Nigeria: Reps Order NNPC to 'Suspend' U.S.$1.5 Billion Loan

Photo: Leadership
Oil refinery

For a loan deal the federal lawmakers described as "illegal," the House of Representatives yesterday ordered the Nigerian National Petroleum Corporation (NNPC) to stop further action on the contentious $1.5 billion syndicated credit obtained by the state oil company to reportedly pay off accumulated debts for petrol already supplied by foreign importers.

The $1.5 billion loan freeze is expected to last until the outcome of the House-sanctioned probe into the covert loan.

The resolution was sequel to a motion sponsored by Ralph Nnanna Igbokwe (Imo/PDP), on the loan deal. Igbokwe said the NNPC had many questions to answer on the circumstances of the loan.

House Speaker, Aminu Waziri Tambuwal, detailed the standing Committees on Loans and Debt, Justice, Petroleum Resources Downstream and Upstream to investigate the loan deal and report to the House within 14 days.

Meanwhile, NNPC's Group Managing Director, Mr. Andrew Yakubu, is expected to appear before the House Committee on Petroleum Resources (Upstream) to explain the $1.5 billion loan, the committee's chairman, Muraina Ajibola, disclosed at yesterday's plenary.
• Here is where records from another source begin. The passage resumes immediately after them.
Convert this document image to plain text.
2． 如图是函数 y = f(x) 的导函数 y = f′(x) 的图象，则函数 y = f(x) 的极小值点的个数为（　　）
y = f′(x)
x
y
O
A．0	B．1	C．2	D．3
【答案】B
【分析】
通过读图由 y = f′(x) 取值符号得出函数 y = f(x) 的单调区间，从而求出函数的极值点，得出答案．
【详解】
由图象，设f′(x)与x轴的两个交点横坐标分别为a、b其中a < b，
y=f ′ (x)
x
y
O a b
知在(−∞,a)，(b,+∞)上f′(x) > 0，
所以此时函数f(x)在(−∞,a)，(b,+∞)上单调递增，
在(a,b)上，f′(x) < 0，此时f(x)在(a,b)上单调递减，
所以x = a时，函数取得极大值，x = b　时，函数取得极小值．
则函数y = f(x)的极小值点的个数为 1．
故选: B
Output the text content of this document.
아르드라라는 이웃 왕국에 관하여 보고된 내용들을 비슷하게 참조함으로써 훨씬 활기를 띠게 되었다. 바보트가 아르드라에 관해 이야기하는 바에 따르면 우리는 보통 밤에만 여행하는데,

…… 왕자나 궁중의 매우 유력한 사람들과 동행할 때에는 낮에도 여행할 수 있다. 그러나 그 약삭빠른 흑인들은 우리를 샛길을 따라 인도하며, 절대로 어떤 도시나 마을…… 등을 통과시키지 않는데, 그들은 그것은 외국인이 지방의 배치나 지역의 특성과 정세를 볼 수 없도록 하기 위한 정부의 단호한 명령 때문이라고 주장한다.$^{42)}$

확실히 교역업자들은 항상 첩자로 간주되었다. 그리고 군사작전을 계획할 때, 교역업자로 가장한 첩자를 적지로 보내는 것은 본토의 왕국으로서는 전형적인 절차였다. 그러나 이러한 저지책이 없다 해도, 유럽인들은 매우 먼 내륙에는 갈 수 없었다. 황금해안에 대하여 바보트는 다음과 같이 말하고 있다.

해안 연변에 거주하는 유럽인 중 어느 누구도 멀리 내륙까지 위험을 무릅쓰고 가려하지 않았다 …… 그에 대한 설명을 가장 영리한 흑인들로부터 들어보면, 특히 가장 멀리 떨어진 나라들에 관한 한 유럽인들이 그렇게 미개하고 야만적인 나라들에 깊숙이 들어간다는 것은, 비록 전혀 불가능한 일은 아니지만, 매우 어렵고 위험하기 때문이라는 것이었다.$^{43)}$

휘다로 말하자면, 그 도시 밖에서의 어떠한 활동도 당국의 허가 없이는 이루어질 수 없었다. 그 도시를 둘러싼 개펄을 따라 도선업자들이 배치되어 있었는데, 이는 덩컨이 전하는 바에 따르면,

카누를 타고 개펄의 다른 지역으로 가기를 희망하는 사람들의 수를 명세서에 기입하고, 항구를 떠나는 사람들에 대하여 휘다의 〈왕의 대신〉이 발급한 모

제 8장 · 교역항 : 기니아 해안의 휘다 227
Ajibola said the committee had summoned the NNPC GMD via a letter dated January 11.

In a monitored report, the NNPC insisted that the $1.5billion loan was purely a "commercial decision" taken by the corporation to pay off accumulated debts for petrol already supplied by foreign importers and to save Nigeria's credit rating in the international markets.

International news agency, Reuters, which broke the news on the loan deal, said it was struck towards the end of last year.

The loan, provided by several Nigerian and international banks, was brokered by Standard Chartered Bank.

The NNPC pledged 15, 000 barrels of crude per day as collateral with an agreement to pay the loan back in five and a half years.

The NNPC is believed to owe foreign commodity traders over $4 billion for petroleum products supplied over the years.

The National Assembly had on December 13, 2012, approved a N161billion supplementary budget requested by President Goodluck Jonathan, to settle fuel subsidy payments for the remaining part of the year to ensure steady fuel supply during the yuletide.